NumPy Set Operations

A set is a collection of unique data. That is, elements of a set cannot be repeated.

NumPy set operations perform mathematical set operations on arrays like union, intersection, difference, and symmetric difference.


Set Union Operation in NumPy

The union of two sets A and B include all the elements of set A and B.

Set Union in NumPy
Set Union in NumPy

In NumPy, we use the np.union1d() function to perform the set union operation in an array. For example,

import numpy as np

A = np.array([1, 3, 5])
B = np.array([0, 2, 3])

# union of two arrays
result = np.union1d(A, B)

print(result)  

# Output: [0 1 2 3 5]

In this example, we have used the np.union1d(A, B) function to compute the union of two arrays: A and B.

Here, the function returns unique elements from both arrays.

Note: np.union1d(A,B) is equivalent to A ⋃ B set operation.


Set Intersection Operation in NumPy

The intersection of two sets A and B include the common elements between set A and B.

Set Intersection in NumPy
Set Intersection in NumPy

We use the np.intersect1d() function to perform the set intersection operation in an array. For example,

import numpy as np

A = np.array([1, 3, 5])
B = np.array([0, 2, 3])

# intersection of two arrays
result = np.intersect1d(A, B)

print(result)  

# Output: [3]

Note: np.intersect1d(A,B) is equivalent to A ⋂ B set operation.


Set Difference Operation in NumPy

The difference between two sets A and B include elements of set A that are not present on set B.

Set Difference in NumPy
Set Difference in NumPy

We use the np.setdiff1d() function to perform the difference between two arrays. For example,

import numpy as np

A = np.array([1, 3, 5])
B = np.array([0, 2, 3])

# difference of two arrays
result = np.setdiff1d(A, B)

print(result)  

# Output: [1 5]

Note: np.setdiff1d(A,B) is equivalent to A - B set operation.

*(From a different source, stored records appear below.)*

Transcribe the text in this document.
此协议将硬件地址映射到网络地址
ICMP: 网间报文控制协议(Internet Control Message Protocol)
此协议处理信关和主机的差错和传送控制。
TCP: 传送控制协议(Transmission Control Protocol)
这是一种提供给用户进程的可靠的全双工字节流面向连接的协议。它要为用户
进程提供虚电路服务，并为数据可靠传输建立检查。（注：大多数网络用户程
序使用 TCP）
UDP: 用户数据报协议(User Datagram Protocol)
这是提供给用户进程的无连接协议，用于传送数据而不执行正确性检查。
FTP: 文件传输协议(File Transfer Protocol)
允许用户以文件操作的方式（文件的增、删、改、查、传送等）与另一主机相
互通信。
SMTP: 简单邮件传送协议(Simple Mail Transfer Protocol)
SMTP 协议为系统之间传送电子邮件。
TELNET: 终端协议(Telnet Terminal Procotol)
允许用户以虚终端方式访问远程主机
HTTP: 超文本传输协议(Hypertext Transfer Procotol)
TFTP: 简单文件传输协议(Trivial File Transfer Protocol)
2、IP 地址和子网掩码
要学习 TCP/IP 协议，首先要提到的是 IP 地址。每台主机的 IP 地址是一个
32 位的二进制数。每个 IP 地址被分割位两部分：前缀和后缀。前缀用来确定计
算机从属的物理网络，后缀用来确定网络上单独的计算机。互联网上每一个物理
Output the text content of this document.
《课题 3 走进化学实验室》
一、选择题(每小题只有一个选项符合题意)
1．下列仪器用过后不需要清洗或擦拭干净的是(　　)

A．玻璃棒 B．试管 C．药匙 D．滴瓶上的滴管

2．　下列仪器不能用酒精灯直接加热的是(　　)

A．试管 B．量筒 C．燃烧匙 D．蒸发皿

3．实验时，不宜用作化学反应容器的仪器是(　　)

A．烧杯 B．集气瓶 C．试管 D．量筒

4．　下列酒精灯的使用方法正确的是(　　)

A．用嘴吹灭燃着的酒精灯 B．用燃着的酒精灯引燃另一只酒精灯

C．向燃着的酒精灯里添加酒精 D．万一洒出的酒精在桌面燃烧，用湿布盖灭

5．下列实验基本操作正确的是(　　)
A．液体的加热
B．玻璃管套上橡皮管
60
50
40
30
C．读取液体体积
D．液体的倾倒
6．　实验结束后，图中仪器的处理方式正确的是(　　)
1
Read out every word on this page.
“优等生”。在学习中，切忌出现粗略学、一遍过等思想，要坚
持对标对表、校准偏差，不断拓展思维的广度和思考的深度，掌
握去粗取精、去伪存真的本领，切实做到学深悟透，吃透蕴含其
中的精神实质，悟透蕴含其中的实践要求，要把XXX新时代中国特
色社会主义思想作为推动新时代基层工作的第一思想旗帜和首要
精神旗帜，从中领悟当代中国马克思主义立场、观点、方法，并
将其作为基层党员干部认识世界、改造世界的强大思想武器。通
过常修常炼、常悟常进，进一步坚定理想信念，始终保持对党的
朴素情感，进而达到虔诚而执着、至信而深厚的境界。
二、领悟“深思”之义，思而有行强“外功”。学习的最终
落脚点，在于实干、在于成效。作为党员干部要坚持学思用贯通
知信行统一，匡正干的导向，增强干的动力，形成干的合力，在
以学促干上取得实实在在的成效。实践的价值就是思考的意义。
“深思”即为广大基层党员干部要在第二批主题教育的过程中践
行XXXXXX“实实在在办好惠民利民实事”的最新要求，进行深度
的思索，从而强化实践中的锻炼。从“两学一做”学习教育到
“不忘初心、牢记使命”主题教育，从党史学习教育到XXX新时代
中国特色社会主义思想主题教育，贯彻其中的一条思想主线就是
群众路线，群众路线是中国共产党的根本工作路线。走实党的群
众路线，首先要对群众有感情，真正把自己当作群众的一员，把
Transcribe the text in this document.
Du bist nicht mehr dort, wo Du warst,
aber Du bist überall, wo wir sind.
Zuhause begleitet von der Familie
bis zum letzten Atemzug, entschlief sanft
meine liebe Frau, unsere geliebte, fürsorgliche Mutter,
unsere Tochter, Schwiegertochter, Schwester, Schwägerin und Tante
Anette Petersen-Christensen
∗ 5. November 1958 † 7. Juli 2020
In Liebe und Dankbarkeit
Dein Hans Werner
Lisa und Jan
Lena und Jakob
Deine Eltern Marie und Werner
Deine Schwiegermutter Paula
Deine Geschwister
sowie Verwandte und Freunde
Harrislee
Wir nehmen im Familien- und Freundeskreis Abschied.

Set Symmetric Difference Operation in NumPy

The symmetric difference between two sets A and B includes all elements of A and B without the common elements.

Set Symmetric Difference in NumPy
Set Symmetric Difference in NumPy

In NumPy, we use the np.setxor1d() function to perform symmetric differences between two arrays. For example,

import numpy as np

A = np.array([1, 3, 5])
B = np.array([0, 2, 3])

# symmetric difference of two arrays
result = np.setxor1d(A, B)

print(result)  

# Output: [0 1 2 5]

Unique Values From a NumPy Array

To select the unique elements from a NumPy array, we use the np.unique() function. It returns the sorted unique elements of an array. It can also be used to create a set out of an array.

Let's see an example.

import numpy as np

array1 = np.array([1,1, 2, 2, 4, 7, 7, 3, 5, 2, 5])

# unique values from array1
result = np.unique(array1)

print(result)  

# Output: [1 2 3 4 5 7]

Here, the resulting array [1 2 3 4 5 7] contains only the unique elements of the original array array1.